Queen hitch

Rachel Getting Married

Is yours imported? From Cherbourg?

Is yours imported? From Cherbourg?

Rated 4.0

Before deciding whether or not to see Rachel Getting Married, be advised that it completes Anne Hathaway’s transition from Disney princess to drama queen. This is not a grievance: Hathaway knows what she’s doing here, and it’s a pleasure to watch, even when it’s painful to watch.

As the movie begins, what she’s doing are trite introductory ministrations. She smokes. She viciously quips. She darts her saucer eyes. If at first Hathaway doesn’t seem authentically ravaged enough for her role—as Kym, an addict on a weekend furlough from rehab to attend and inevitably disrupt her older sister’s wedding—there is at least the unnerving sense that it’ll only be a matter of time. In movies and in life, the engine of all family-function drama is anticipation.
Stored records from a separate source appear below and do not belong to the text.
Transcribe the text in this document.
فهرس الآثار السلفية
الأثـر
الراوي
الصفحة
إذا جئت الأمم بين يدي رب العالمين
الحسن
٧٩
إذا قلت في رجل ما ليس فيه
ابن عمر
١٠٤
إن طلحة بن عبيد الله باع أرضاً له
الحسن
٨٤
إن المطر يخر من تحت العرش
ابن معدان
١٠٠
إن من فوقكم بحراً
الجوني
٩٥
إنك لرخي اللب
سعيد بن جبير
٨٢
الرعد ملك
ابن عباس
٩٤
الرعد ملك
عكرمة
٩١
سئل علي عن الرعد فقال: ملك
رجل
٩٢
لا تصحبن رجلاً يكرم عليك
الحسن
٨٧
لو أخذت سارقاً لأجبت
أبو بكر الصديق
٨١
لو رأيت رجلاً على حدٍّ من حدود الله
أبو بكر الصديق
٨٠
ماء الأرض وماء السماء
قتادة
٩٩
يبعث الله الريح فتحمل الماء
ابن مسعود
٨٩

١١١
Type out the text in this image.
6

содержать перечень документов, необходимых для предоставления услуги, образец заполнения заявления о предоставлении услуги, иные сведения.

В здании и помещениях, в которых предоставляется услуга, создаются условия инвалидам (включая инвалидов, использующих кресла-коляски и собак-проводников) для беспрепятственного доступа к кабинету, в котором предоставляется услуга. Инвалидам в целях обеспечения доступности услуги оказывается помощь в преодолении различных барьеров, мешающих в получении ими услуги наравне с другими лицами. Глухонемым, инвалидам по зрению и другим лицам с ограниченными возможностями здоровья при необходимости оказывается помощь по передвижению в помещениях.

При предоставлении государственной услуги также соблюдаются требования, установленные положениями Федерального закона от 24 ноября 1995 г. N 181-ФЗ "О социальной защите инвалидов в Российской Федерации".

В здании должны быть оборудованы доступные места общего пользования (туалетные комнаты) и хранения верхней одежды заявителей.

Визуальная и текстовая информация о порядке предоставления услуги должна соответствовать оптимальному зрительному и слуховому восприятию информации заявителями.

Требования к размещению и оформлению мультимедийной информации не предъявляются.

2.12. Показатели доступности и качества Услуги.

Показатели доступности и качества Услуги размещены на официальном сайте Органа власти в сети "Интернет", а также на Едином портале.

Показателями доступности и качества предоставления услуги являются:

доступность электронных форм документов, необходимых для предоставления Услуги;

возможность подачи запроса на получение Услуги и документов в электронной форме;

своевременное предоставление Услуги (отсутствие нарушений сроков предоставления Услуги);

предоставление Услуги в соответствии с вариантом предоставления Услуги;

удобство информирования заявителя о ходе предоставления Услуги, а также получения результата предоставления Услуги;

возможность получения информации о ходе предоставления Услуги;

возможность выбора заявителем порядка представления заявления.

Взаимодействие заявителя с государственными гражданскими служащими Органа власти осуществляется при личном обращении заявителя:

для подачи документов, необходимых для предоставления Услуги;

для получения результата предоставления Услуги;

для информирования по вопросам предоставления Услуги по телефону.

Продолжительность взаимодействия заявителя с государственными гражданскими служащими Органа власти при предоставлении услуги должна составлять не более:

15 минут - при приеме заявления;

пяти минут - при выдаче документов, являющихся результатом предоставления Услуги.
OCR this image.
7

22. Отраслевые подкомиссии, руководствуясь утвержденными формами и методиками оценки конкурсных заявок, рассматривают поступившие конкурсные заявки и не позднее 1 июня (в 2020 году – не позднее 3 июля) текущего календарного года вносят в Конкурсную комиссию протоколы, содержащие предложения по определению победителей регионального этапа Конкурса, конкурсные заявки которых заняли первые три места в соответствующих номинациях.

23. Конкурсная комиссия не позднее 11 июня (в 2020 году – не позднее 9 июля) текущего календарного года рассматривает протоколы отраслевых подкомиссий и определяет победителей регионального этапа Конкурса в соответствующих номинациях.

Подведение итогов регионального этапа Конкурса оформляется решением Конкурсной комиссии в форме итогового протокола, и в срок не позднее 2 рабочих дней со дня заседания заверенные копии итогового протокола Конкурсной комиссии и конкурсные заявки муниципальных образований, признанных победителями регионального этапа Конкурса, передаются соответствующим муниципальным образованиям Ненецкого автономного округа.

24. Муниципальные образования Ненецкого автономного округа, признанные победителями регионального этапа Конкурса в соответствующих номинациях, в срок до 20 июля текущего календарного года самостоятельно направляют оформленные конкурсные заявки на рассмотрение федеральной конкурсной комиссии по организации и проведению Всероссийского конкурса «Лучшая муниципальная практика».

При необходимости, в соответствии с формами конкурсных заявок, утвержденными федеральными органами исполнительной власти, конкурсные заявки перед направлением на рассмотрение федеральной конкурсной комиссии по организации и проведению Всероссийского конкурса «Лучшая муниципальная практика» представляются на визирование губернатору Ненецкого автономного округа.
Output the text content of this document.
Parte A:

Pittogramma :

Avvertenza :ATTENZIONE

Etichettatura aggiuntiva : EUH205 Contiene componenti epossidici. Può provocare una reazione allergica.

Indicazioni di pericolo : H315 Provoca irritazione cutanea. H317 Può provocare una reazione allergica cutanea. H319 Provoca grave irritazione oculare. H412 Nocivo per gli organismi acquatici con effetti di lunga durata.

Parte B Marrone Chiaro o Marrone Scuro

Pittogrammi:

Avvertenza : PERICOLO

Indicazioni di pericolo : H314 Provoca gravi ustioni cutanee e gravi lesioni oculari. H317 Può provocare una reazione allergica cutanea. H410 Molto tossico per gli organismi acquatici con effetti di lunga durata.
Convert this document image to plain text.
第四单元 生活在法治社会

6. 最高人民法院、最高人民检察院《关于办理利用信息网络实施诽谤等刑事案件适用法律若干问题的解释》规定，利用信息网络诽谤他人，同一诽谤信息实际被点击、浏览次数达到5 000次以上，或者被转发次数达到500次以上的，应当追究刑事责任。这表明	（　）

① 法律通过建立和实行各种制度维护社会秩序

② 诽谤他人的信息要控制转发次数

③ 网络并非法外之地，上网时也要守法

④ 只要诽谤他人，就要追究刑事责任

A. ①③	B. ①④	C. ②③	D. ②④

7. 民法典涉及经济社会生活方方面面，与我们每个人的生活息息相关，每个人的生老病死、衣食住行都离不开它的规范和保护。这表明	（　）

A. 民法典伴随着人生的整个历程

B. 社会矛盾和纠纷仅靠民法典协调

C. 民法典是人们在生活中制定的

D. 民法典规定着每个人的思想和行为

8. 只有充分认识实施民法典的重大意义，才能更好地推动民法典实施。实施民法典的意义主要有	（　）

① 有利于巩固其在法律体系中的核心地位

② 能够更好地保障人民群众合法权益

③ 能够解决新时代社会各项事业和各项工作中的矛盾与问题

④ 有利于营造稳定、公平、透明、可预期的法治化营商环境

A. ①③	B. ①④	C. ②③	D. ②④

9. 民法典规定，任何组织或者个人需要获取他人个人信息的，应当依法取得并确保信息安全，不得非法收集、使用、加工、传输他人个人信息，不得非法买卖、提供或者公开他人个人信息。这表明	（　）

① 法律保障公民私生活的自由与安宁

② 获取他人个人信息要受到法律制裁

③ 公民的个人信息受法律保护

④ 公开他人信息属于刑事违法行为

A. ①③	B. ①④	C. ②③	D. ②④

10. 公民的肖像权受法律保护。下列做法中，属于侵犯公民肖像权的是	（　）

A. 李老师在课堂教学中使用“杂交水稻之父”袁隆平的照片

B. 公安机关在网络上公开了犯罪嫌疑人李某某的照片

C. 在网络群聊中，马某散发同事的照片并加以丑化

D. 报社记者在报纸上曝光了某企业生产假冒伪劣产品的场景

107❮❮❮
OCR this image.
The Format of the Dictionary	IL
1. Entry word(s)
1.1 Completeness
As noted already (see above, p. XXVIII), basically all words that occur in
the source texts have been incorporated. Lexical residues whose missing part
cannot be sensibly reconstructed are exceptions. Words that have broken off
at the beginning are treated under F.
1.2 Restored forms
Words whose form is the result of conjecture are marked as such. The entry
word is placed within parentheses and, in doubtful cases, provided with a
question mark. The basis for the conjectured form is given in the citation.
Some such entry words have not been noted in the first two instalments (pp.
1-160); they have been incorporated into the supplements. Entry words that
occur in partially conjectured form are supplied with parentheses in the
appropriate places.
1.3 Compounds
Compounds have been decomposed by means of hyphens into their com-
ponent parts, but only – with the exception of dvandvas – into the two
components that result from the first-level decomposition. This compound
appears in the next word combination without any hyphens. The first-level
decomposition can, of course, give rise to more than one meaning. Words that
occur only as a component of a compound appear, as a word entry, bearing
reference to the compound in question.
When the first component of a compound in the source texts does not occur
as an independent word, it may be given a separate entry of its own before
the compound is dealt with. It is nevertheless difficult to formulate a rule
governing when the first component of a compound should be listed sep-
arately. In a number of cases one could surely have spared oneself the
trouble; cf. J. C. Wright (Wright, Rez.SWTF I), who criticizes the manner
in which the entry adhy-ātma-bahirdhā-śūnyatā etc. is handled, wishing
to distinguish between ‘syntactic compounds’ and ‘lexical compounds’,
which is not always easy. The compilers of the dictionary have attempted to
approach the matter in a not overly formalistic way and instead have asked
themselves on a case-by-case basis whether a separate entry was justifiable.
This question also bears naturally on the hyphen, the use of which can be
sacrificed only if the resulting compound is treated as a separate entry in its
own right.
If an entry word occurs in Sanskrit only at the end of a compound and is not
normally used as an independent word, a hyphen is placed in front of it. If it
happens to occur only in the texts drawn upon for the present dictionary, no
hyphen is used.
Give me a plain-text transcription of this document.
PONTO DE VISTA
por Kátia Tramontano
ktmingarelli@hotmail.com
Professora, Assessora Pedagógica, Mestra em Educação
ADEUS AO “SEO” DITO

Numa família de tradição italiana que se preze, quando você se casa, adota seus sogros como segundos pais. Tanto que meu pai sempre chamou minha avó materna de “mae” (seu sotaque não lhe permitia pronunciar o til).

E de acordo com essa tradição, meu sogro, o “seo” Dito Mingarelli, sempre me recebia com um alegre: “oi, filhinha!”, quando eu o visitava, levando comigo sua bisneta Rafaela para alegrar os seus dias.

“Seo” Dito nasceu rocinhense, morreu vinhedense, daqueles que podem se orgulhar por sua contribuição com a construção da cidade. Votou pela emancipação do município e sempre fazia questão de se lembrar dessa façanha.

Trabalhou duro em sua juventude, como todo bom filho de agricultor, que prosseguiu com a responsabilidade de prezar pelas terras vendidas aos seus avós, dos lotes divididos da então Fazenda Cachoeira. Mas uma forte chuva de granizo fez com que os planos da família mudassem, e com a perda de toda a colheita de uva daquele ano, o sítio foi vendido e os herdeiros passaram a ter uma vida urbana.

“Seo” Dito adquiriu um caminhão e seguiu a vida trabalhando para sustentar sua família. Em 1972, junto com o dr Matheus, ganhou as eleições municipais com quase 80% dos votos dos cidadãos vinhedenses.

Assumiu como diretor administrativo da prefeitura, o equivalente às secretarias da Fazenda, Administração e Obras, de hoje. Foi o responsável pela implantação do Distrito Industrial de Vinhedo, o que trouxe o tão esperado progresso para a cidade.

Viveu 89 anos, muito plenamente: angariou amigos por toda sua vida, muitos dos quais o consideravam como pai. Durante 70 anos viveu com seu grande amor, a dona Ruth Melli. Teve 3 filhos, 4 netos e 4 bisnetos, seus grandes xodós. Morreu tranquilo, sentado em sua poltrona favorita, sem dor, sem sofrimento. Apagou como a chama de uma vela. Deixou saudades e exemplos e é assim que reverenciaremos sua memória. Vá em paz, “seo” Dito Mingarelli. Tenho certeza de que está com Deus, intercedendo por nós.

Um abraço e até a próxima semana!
What Hathaway understands remarkably well is Kym’s wounded soul. Though still a very young woman, she’s tormented by an old, tragedy-induced grief (it involves the death of a child) and exasperated to think that she’ll always be its captive. Her family is exasperated, too, to think that Kym’s recovery will be just as demanding as the early manifestations of her addiction. She got messed up on booze and drugs, but the substance Kym most craves and abuses is attention.

With that, plus a few therapeutic platitudes in mind, she is pleased to point out that her sister (Rosemarie DeWitt) has food issues, her father (Bill Irwin) has trust issues, her mother (Debra Winger) has parenting issues and, in a rambling rehearsal-dinner toast, that she herself has issue issues. This marvelous little monologue—arcing so nimbly from desperate to spiteful to cringe-inducingly solicitous to weary to fumblingly openhearted and ultimately sympathetic—probably will be Hathaway’s Oscar clip.

Some credit should go to debut screenwriter Jenny Lumet (the daughter of director Sidney), too. If Lumet’s sometimes overcooked drama becomes a bother, it’s only because she’s otherwise so humanely, unaffectedly perceptive. When an impromptu dishwasher-loading contest between the groom and the bride’s father turns up a trigger of a painful memory, it seems flimsy and cheap. But when Rachel calculatedly blurts an announcement of her pregnancy to win a fight with Kym, the emotional complexity of the moment is profound and devastating. These characters know how to drive their own movie; they don’t need any nudging.

Which of course is why director Jonathan Demme had it in mind, as he told The New York Times recently: to shoot Rachel Getting Married as “the most beautiful home movie ever made,” with Declan Quinn’s hand-held, hi-def-video cinematography just aesthetically stripped-down enough to impart the needed aura of intimacy and immediacy.

It also helps that the movie is so superbly cast. As the weekend is not just about Kym, the appeal not just about Hathaway; everyone in the family delivers an irreplaceable-seeming performance, without ever stealing the show. Winger in particular, who’s been away from movies for a while, makes an auspicious, shrewd return. And even relative supporting players, like Tunde Adebimpe as the groom, and Mather Zickel as the best man and a fellow 12-stepper whom Kym impulsively beds, tend toward gracious, understated vitality.

Yes, that is TV on the Radio frontman Tunde Adebimpe. Be advised, too, that Demme, who excels at concert documentaries, also makes an excuse of this movie’s central occasion—a well-funded, racially harmonious multiculti fantasy, as it turns out—to fill it up with all sorts of musicians and gather great footage of them performing. The results are hip and seductive.

In fact, as the story jitters and meanders along, it becomes clear that even the dysfunction is tasteful. Rachel Getting Married was shot and is nonspecifically set in the leafy and lovely suburb of Stamford, Conn., where movies apparently martyr young children to the cause of genteel family drama regularly (see also Reservation Road). And, although arguably less cautious of indulgence and melodrama than writer-director Noah Baumbach’s similarly plotted Margot at the Wedding, Lumet and Demme’s film is more genial.

What matters in this case is how the movie compares not to other movies but to life. That’s how it gets under the skin and why it’s a breakthrough for Hathaway, who so skillfully evokes the paradoxically comforting and dissociating regression of returning to a messy nest.